Quelles sont les conséquences du pic pétrolier pour l’économie financière ?
Elles sont simples et terribles à la fois. Il y a un lien entre énergie disponible et production : si vous disposez d’une quantité stable d’énergie, vous ne pourrez pas augmenter votre production industrielle. Si vous n’augmentez pas votre production, vous n’aurez pas de « croissance ». Et si vous n’avez pas de « croissance », vous ne pourrez jamais rembourser vos dettes ! Dès 2006, les banques savent donc avec certitude que les dettes ne seront jamais remboursées !
Que se passe-t-il alors ? La crise des subprimes ! Elle commencent début 2007, lorsque les établissements financiers tentent de se dessaisir des dettes les plus risquées (celles détenues par les classes populaires victimes du ralentissement économique qui s’amorce). Les financiers savent en effet que la crise n’est pas conjoncturelle mais structurelle (l’énergie disponible ne permet plus une croissance durable) et qu’il faut à tous prix sortir les subprimes de leurs comptes. Bien sûr, ces dettes ne trouvent plus preneur et leur valeur sur les marchés descend à zéro. Cela déclenche une crise financière qui accentue une crise économique qui dure jusqu’à aujourd’hui.
La destruction de l’économie réelle est telle que la demande de pétrole est aujourd’hui inférieure à l’offre ! La première conséquence est la baisse du prix du baril. Mais cette baisse a à son tour un effet pervers : la rentabilité des compagnies pétrolières chute considérablement. Cela se traduit par des licenciements dans leur secteur d'activité, mais surtout par des investissements considérablement réduits, dans la recherche notamment de nouveaux gisements. Autrement dit, un cercle vicieux est enclenché : pic pétrolier => déclin de l’économie mondiale => déplétion (baisse de la production pétrolière) => déclin encore accentué de l’économie mondiale => déplétion => etc. Le pic pétrolier provoque une destruction de l’économie qui à son tour va accentuer la baisse de production pétrolière qui à son tour va accentuer le déclin de l’économie… Les banques de leur côté hésitent à faire crédit aux entreprises, préférant un marché boursier sous perfusion des banques centrales, plutôt qu’une économie réelle contrainte par une énergie (et des matières premières) de plus en plus rares. Les entreprises investissent donc moins et cherchent à améliorer leur productivité par la pression sur les salaires et les licenciements, accentuant ainsi le problème de la dette (celle des ménages mais aussi celle des Etats qui ont moins de rentrées fiscales et plus de charges sociales).
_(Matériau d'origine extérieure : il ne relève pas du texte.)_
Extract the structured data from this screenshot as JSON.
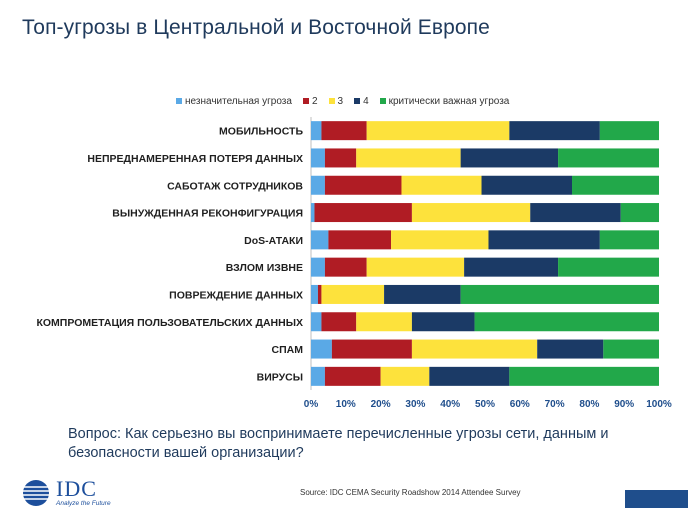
{
  "title": "Топ-угрозы в Центральной и Восточной Европе",
  "question": "Вопрос: Как серьезно вы воспринимаете перечисленные угрозы сети, данным и безопасности вашей организации?",
  "source": "Source: IDC CEMA Security Roadshow 2014 Attendee Survey",
  "logo": {
    "text": "IDC",
    "tagline": "Analyze the Future"
  },
  "chart_data": {
    "type": "bar",
    "orientation": "horizontal",
    "stacked": true,
    "categories": [
      "МОБИЛЬНОСТЬ",
      "НЕПРЕДНАМЕРЕННАЯ ПОТЕРЯ ДАННЫХ",
      "САБОТАЖ СОТРУДНИКОВ",
      "ВЫНУЖДЕННАЯ РЕКОНФИГУРАЦИЯ",
      "DoS-АТАКИ",
      "ВЗЛОМ ИЗВНЕ",
      "ПОВРЕЖДЕНИЕ ДАННЫХ",
      "КОМПРОМЕТАЦИЯ ПОЛЬЗОВАТЕЛЬСКИХ ДАННЫХ",
      "СПАМ",
      "ВИРУСЫ"
    ],
    "series": [
      {
        "name": "незначительная угроза",
        "color": "#5aa9e6",
        "values": [
          3,
          4,
          4,
          1,
          5,
          4,
          2,
          3,
          6,
          4
        ]
      },
      {
        "name": "2",
        "color": "#b01c24",
        "values": [
          13,
          9,
          22,
          28,
          18,
          12,
          1,
          10,
          23,
          16
        ]
      },
      {
        "name": "3",
        "color": "#fde23c",
        "values": [
          41,
          30,
          23,
          34,
          28,
          28,
          18,
          16,
          36,
          14
        ]
      },
      {
        "name": "4",
        "color": "#1b3a66",
        "values": [
          26,
          28,
          26,
          26,
          32,
          27,
          22,
          18,
          19,
          23
        ]
      },
      {
        "name": "критически важная угроза",
        "color": "#22a84a",
        "values": [
          17,
          29,
          25,
          11,
          17,
          29,
          57,
          53,
          16,
          43
        ]
      }
    ],
    "xlim": [
      0,
      100
    ],
    "xticks": [
      "0%",
      "10%",
      "20%",
      "30%",
      "40%",
      "50%",
      "60%",
      "70%",
      "80%",
      "90%",
      "100%"
    ],
    "legend_position": "top",
    "grid": false
  }
}
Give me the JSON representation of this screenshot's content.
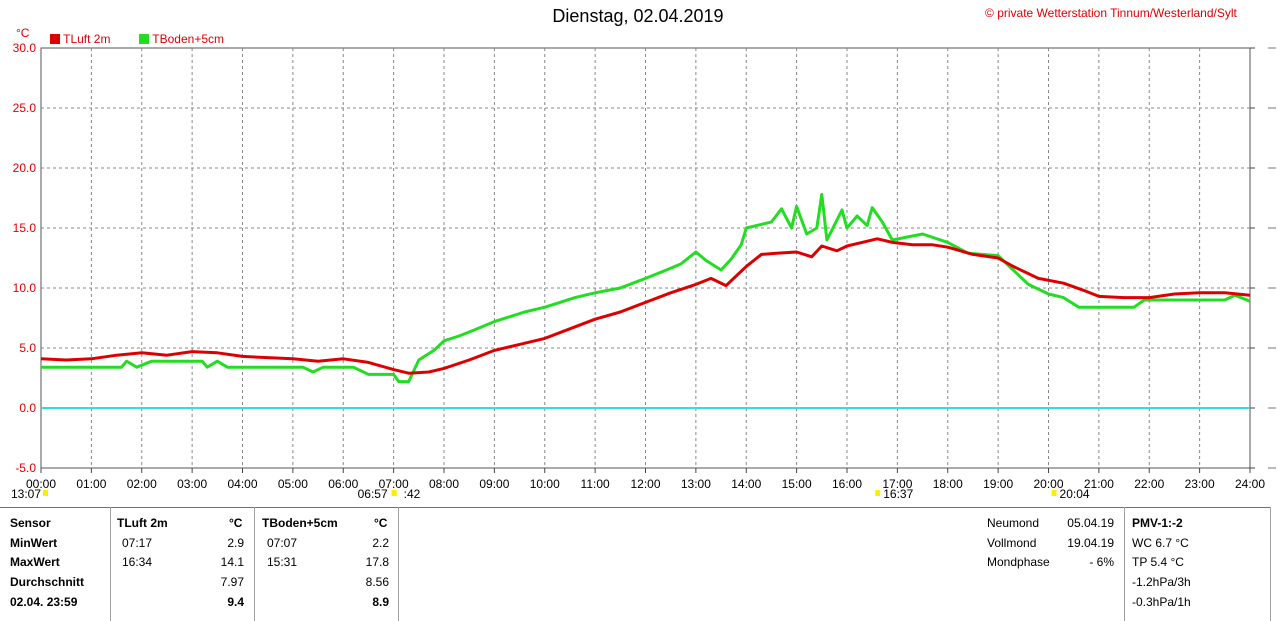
{
  "header": {
    "title": "Dienstag, 02.04.2019",
    "copyright_symbol": "©",
    "station": "private Wetterstation Tinnum/Westerland/Sylt",
    "unit": "°C"
  },
  "colors": {
    "tluft": "#dd0000",
    "tboden": "#22dd22",
    "zero_line": "#33dddd",
    "grid": "#888888",
    "marker": "#ffee00"
  },
  "chart_data": {
    "type": "line",
    "xlabel": "",
    "ylabel": "°C",
    "xlim": [
      0,
      24
    ],
    "ylim": [
      -5,
      30
    ],
    "x_ticks": [
      "00:00",
      "01:00",
      "02:00",
      "03:00",
      "04:00",
      "05:00",
      "06:00",
      "07:00",
      "08:00",
      "09:00",
      "10:00",
      "11:00",
      "12:00",
      "13:00",
      "14:00",
      "15:00",
      "16:00",
      "17:00",
      "18:00",
      "19:00",
      "20:00",
      "21:00",
      "22:00",
      "23:00",
      "24:00"
    ],
    "y_ticks": [
      "-5.0",
      "0.0",
      "5.0",
      "10.0",
      "15.0",
      "20.0",
      "25.0",
      "30.0"
    ],
    "grid": true,
    "legend": "top-left",
    "zero_line": 0,
    "series": [
      {
        "name": "TLuft 2m",
        "color": "#dd0000",
        "points": [
          [
            0,
            4.1
          ],
          [
            0.5,
            4.0
          ],
          [
            1,
            4.1
          ],
          [
            1.5,
            4.4
          ],
          [
            2,
            4.6
          ],
          [
            2.5,
            4.4
          ],
          [
            3,
            4.7
          ],
          [
            3.5,
            4.6
          ],
          [
            4,
            4.3
          ],
          [
            4.5,
            4.2
          ],
          [
            5,
            4.1
          ],
          [
            5.5,
            3.9
          ],
          [
            6,
            4.1
          ],
          [
            6.5,
            3.8
          ],
          [
            7,
            3.2
          ],
          [
            7.3,
            2.9
          ],
          [
            7.7,
            3.0
          ],
          [
            8,
            3.3
          ],
          [
            8.5,
            4.0
          ],
          [
            9,
            4.8
          ],
          [
            9.5,
            5.3
          ],
          [
            10,
            5.8
          ],
          [
            10.5,
            6.6
          ],
          [
            11,
            7.4
          ],
          [
            11.5,
            8.0
          ],
          [
            12,
            8.8
          ],
          [
            12.5,
            9.6
          ],
          [
            13,
            10.3
          ],
          [
            13.3,
            10.8
          ],
          [
            13.6,
            10.2
          ],
          [
            13.8,
            11.0
          ],
          [
            14,
            11.8
          ],
          [
            14.3,
            12.8
          ],
          [
            14.6,
            12.9
          ],
          [
            15,
            13.0
          ],
          [
            15.3,
            12.6
          ],
          [
            15.5,
            13.5
          ],
          [
            15.8,
            13.1
          ],
          [
            16,
            13.5
          ],
          [
            16.3,
            13.8
          ],
          [
            16.6,
            14.1
          ],
          [
            16.9,
            13.8
          ],
          [
            17.3,
            13.6
          ],
          [
            17.7,
            13.6
          ],
          [
            18,
            13.4
          ],
          [
            18.5,
            12.8
          ],
          [
            19,
            12.5
          ],
          [
            19.3,
            11.8
          ],
          [
            19.8,
            10.8
          ],
          [
            20.3,
            10.4
          ],
          [
            20.7,
            9.8
          ],
          [
            21,
            9.3
          ],
          [
            21.5,
            9.2
          ],
          [
            22,
            9.2
          ],
          [
            22.5,
            9.5
          ],
          [
            23,
            9.6
          ],
          [
            23.5,
            9.6
          ],
          [
            24,
            9.4
          ]
        ]
      },
      {
        "name": "TBoden+5cm",
        "color": "#22dd22",
        "points": [
          [
            0,
            3.4
          ],
          [
            1.6,
            3.4
          ],
          [
            1.7,
            3.9
          ],
          [
            1.9,
            3.4
          ],
          [
            2.2,
            3.9
          ],
          [
            3.2,
            3.9
          ],
          [
            3.3,
            3.4
          ],
          [
            3.5,
            3.9
          ],
          [
            3.7,
            3.4
          ],
          [
            5.2,
            3.4
          ],
          [
            5.4,
            3.0
          ],
          [
            5.6,
            3.4
          ],
          [
            6.2,
            3.4
          ],
          [
            6.5,
            2.8
          ],
          [
            7.0,
            2.8
          ],
          [
            7.1,
            2.2
          ],
          [
            7.3,
            2.2
          ],
          [
            7.5,
            4.0
          ],
          [
            7.8,
            4.8
          ],
          [
            8.0,
            5.6
          ],
          [
            8.3,
            6.0
          ],
          [
            8.6,
            6.5
          ],
          [
            9.0,
            7.2
          ],
          [
            9.3,
            7.6
          ],
          [
            9.6,
            8.0
          ],
          [
            10.0,
            8.4
          ],
          [
            10.3,
            8.8
          ],
          [
            10.6,
            9.2
          ],
          [
            11.0,
            9.6
          ],
          [
            11.5,
            10.0
          ],
          [
            12.0,
            10.8
          ],
          [
            12.3,
            11.3
          ],
          [
            12.7,
            12.0
          ],
          [
            13.0,
            13.0
          ],
          [
            13.2,
            12.3
          ],
          [
            13.5,
            11.5
          ],
          [
            13.7,
            12.4
          ],
          [
            13.9,
            13.6
          ],
          [
            14.0,
            15.0
          ],
          [
            14.5,
            15.5
          ],
          [
            14.7,
            16.6
          ],
          [
            14.9,
            15.0
          ],
          [
            15.0,
            16.8
          ],
          [
            15.2,
            14.5
          ],
          [
            15.4,
            15.0
          ],
          [
            15.5,
            17.8
          ],
          [
            15.6,
            14.0
          ],
          [
            15.9,
            16.5
          ],
          [
            16.0,
            15.0
          ],
          [
            16.2,
            16.0
          ],
          [
            16.4,
            15.2
          ],
          [
            16.5,
            16.7
          ],
          [
            16.7,
            15.5
          ],
          [
            16.9,
            14.0
          ],
          [
            17.5,
            14.5
          ],
          [
            18.0,
            13.8
          ],
          [
            18.4,
            12.9
          ],
          [
            19.0,
            12.7
          ],
          [
            19.3,
            11.5
          ],
          [
            19.6,
            10.3
          ],
          [
            20.0,
            9.5
          ],
          [
            20.3,
            9.2
          ],
          [
            20.6,
            8.4
          ],
          [
            21.0,
            8.4
          ],
          [
            21.7,
            8.4
          ],
          [
            21.9,
            9.0
          ],
          [
            23.5,
            9.0
          ],
          [
            23.7,
            9.4
          ],
          [
            24,
            8.9
          ]
        ]
      }
    ],
    "markers": [
      {
        "x_hours": 0,
        "label": "13:07"
      },
      {
        "x_hours": 7,
        "label": "06:57"
      },
      {
        "x_hours": 7,
        "label": ":42"
      },
      {
        "x_hours": 16.6,
        "label": "16:37"
      },
      {
        "x_hours": 20.1,
        "label": "20:04"
      }
    ]
  },
  "legend": {
    "tluft": "TLuft 2m",
    "tboden": "TBoden+5cm"
  },
  "table": {
    "headers": {
      "sensor": "Sensor",
      "tluft": "TLuft 2m",
      "tluft_unit": "°C",
      "tboden": "TBoden+5cm",
      "tboden_unit": "°C"
    },
    "rows": [
      {
        "label": "MinWert",
        "t1_time": "07:17",
        "t1_val": "2.9",
        "t2_time": "07:07",
        "t2_val": "2.2"
      },
      {
        "label": "MaxWert",
        "t1_time": "16:34",
        "t1_val": "14.1",
        "t2_time": "15:31",
        "t2_val": "17.8"
      },
      {
        "label": "Durchschnitt",
        "t1_time": "",
        "t1_val": "7.97",
        "t2_time": "",
        "t2_val": "8.56"
      },
      {
        "label": "02.04. 23:59",
        "t1_time": "",
        "t1_val": "9.4",
        "t2_time": "",
        "t2_val": "8.9"
      }
    ]
  },
  "moon": {
    "rows": [
      {
        "label": "Neumond",
        "value": "05.04.19"
      },
      {
        "label": "Vollmond",
        "value": "19.04.19"
      },
      {
        "label": "Mondphase",
        "value": "- 6%"
      }
    ]
  },
  "pmv": {
    "title": "PMV-1:-2",
    "lines": [
      "WC 6.7 °C",
      "TP 5.4 °C",
      "-1.2hPa/3h",
      "-0.3hPa/1h"
    ]
  }
}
En résumé, le pic pétrolier nous a fait entrer dans un cercle vicieux dont nous ne sortirons pas. Il y a quelques jours la FED a refusé d’augmenter ses taux, signifiant aux marchés que la crise n’était pas terminée. Autrement dit, la FED (comme toutes les banques centrales en fait) continue d’inonder les marchés d’argent gratuit, ce qui enrichit certains, dope les Bourses, le marché de l’Art ou les achats d’entreprises publiques, mais n’a aucun effet sur l’économie réelle qui continue sa dégringolade, provoquant ce que nous nommons « l’austérité ».
Jusqu’où cela peut il aller ? La logique voudrait que l’on réorganise nos sociétés en fonction des limites que nous impose la planète. Ce n’est pas le chemin que nous prenons. « Nos » dirigeants sont dans le déni le plus total, aussi il est probable que les choses vont continuer à se dégrader. Cela est d’autant plus regrettable que nos sociétés sont devenues fortement hétérogènes, donc conflictuelles et peu résilientes. Ajoutons, ce qui n’est pas le moins inquiétant, que le contrôle des ressources disponibles fait déjà l’objet de conflits armés qui vont encore accentuer le problème énergétique. Nous observons donc un emballement et une accélération de la crise (crise énergétique au départ, puis crise financière, crise économique, crise géopolitique, crise migratoire, crise politique, crise identitaire…). « Nos » instances dirigeantes semblent avoir totalement perdu le contrôle de la situation : ils subissent sans pouvoir rien faire et ont toujours un coup de retard sur une crise devenue globale et multiforme.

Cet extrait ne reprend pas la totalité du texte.